What Sequential Games, the Tychonoff Theorem and the Double-Negation Shift have in Common
What Sequential Games, the Tychonoff Theorem, and the Double-Negation Shift have in Common, Martin Escardo and Paulo Oliva, to appear in MSFP 2010.
This is a tutorial for mathematically inclined functional programmers, based on previously published, peered reviewed theoretical work. We discuss a higher-type functional, written here in the functional programming language Haskell, which
- optimally plays sequential games,
- implements a computational version of the Tychonoff Theorem from topology, and
- realizes the Double-Negation Shift from logic and proof theory.

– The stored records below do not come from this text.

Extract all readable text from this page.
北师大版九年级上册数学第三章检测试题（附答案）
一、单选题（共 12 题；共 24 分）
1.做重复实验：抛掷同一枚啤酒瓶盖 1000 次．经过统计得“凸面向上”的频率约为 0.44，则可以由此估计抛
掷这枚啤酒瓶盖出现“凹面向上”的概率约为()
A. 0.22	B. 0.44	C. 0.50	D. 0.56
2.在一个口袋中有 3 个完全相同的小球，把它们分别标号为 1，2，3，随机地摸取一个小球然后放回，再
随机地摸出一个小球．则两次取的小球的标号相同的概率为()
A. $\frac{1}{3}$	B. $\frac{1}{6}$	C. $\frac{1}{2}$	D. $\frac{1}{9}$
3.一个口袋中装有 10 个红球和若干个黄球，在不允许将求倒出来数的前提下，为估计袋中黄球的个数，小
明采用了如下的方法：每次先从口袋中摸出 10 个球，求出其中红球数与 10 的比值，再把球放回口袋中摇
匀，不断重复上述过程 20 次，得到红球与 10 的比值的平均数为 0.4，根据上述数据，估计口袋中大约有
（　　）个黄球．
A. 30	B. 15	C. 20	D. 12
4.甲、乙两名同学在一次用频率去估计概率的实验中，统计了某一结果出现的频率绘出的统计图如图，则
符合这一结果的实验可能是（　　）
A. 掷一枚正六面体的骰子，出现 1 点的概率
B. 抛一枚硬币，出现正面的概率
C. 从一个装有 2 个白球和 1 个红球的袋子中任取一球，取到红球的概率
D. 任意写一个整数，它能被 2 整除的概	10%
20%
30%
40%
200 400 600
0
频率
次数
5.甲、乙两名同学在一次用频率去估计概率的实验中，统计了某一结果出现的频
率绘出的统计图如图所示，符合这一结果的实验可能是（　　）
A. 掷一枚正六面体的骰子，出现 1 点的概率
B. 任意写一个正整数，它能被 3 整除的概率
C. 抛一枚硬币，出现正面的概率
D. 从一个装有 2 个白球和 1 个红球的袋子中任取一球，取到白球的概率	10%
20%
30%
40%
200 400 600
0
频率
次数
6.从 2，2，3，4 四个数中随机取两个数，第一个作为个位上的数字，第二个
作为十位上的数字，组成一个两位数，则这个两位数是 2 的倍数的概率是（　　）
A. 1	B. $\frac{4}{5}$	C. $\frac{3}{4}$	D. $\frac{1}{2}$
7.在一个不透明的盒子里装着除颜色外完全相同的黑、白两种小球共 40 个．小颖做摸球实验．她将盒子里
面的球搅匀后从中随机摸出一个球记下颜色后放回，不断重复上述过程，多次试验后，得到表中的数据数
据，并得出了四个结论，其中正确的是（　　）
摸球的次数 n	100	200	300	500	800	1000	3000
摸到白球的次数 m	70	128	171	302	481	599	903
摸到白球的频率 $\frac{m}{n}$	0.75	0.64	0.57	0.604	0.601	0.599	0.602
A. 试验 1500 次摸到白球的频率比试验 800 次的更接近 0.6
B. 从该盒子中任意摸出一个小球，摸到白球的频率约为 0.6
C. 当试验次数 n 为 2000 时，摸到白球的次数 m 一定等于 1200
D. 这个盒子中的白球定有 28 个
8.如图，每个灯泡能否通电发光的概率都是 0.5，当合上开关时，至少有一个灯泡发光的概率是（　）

The functional makes sense for finite and infinite (lazy) lists, and in the binary case it amounts to an operation that is available in any (strong) monad.
In fact, once we define this monad in Haskell, it turns out that this amazingly versatile functional is already available in Haskell, in the standard prelude, called
sequence, which iterates this binary operation. Therefore Haskell proves that this functional is even more versatile than anticipated, as the function sequence was introduced for other purposes by the language designers, in particular the iteration of a list of monadic effects (but effects are not what we discuss here).
One of the most durable and productive analogies in semantics is the analogy between computability and continuity. Depending on how you read the history, this idea might even predate computers: Brouwer proved that all intuitonistic functions on the reals were continuous.
Over the last few years, Escardo and his collaborators have done a lot of cool stuff showing how this network of ideas can be turned into miraculous-looking little programs, so it’s very nice to see a relatively accesible introduction to this work.